Fyctia
Une clan 2.
— Tu penses que ce serait un ancêtre, ou quelque chose comme ça ?
— À ce stade, je n'ai pas encore trouvé de signature ou de citation permettant d'identifier l'auteur. Mais on a trouvé ces documents dans la maison, entre le mur de la cuisine et celui de la grange. Donc c'est une possibilité qui n'est pas à négliger. D'autant que Pascal nous a dit que la famille était dans le village depuis bien longtemps. Mais elle porte un anthroponyme* de provenance, donc elle a dû arriver à un moment. Ceci dit, un ancêtre qui savait écrire, c'est assez étrange pour des fermiers. Mais bon, je ne suis pas à une surprise près.
— En effet, on en trouve des choses dans cette propriété. La fontaine, d'abord, ces documents ensuite, cachés entre deux murs. Excitant, pour le moins. Alors que puis-je te dire des Poitevin ? Vieille famille de fermiers, en effet. Ils ont spolié mes aïeux de la ferme, d'ailleurs. Enfin, disons que pendant l'exil en Angleterre, tu sais, pendant la Révolution, ils ont confisqué le terrain. L'époque voulait ça, c'est de bonne guerre. Et comme le donjon et les chartes qui s'y trouvaient ont été détruits, comment prouver quoi que ce soit ? On les y a laissés avec fort bonne grâce – peut-être un peu facilement, mais soit. Par contre c'est amusant comme cette famille si farouchement catholique s'est emparée d'un bien à la faveur d'une révolution telle que celle-là. Effet d'opportunité, sans doute. Puis sur les dernières générations, c'est parti à vau-l'eau, et c'est comme ça que Romaine a acquis leur propriété, elle a été vendue à l'encan pour éponger les dettes du père de Patrice.

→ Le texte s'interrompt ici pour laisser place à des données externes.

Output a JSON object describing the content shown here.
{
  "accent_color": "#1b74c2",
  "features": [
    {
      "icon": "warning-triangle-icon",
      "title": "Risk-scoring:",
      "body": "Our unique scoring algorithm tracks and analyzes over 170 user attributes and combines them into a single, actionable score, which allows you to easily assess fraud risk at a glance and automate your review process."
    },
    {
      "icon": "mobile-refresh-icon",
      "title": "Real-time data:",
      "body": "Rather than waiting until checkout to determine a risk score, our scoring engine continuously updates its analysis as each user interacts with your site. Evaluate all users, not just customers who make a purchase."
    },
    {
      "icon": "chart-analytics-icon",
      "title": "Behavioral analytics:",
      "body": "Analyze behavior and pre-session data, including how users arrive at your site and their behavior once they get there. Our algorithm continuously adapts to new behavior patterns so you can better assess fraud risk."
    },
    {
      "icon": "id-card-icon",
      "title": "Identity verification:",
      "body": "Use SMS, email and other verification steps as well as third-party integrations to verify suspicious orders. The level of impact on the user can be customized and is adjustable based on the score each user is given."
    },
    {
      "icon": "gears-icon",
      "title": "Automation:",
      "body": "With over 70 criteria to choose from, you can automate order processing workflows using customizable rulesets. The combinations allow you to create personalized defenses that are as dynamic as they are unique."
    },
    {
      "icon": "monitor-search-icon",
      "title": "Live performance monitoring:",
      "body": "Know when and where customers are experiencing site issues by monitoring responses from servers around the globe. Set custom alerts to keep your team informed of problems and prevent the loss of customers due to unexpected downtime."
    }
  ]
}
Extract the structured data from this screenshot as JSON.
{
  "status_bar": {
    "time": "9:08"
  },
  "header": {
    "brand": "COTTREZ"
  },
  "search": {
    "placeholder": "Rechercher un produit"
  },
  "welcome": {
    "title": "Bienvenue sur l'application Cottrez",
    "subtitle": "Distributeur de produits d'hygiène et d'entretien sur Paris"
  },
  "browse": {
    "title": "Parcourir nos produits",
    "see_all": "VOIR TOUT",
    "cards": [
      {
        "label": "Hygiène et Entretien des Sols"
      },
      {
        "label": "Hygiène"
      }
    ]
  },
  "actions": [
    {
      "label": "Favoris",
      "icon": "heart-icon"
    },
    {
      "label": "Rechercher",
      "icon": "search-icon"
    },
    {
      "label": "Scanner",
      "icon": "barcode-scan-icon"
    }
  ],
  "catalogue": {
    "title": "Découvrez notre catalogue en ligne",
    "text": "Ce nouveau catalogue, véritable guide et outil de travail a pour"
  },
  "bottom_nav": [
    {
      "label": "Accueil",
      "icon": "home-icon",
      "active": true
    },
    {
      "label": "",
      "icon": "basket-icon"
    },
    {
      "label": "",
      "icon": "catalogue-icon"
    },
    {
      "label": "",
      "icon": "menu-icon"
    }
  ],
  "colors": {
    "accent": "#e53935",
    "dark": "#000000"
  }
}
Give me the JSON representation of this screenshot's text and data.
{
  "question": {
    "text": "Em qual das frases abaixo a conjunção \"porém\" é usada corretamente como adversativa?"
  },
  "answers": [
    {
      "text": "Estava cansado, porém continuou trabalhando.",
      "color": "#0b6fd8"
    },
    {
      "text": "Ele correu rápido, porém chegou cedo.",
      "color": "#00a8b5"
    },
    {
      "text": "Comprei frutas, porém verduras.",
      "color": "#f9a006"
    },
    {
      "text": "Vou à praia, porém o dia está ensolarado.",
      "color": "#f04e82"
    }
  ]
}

— Il a pété une durite à la mort de sa femme ?
— À la mort de sa femme ? Comment ça ?
— Hé bien, Patrice m'a dit que sa mère était morte quand il était gosse.
— Morte ? Mais non, elle s'est barrée. Elle n'en pouvait plus, la pauvre femme. L'omniprésence de ses beaux-parents, la belle-mère qui avait toujours son mot à dire, le mari qui faisait n'importe quoi, passait sa vie à la chasse ou au bistrot, les beignes... Elle est partie avec armes et bagages. Mais les vieux ont bataillé pour que le gamin soit confié à leur garde. Très sale histoire. Je suppose que c'était plus facile de raconter qu'elle était morte. Et puis il a sans doute essayé de jouer au pauvre petit orphelin pour te faire pitié. Tu sais, sur un malentendu...
— Sur un malentendu, il pouvait conclure. Et il n'a pas conclu. Mais ça ne m'explique pas le contenu de son délire quand il a voulu mettre le feu à la maison... Pourquoi sorcière, pourquoi ses élucubrations autour de la fontaine et de la yourte.
— Il te trouvait peut-être moins lourde qu'un canard ?
— François ! Tu veux que je te transforme en hirondelle ?
— D'Europe ou d'Afrique ?
J'éclate de rire et ça me fait un bien fou. Sam me sourit et serre ma main sous la table.
— Un canard ? Quelle idée ! Mon cher François, votre sœur a la pugnacité d'un lapin blanc ! Si l'on en croit Poitevin, elle lui aurait sectionné le tendon d'Achille par la force de la pensée, et à deux reprises ! Et j'ai vu les radios, ses sorts sont d'une précision de chirurgien orthopédiste.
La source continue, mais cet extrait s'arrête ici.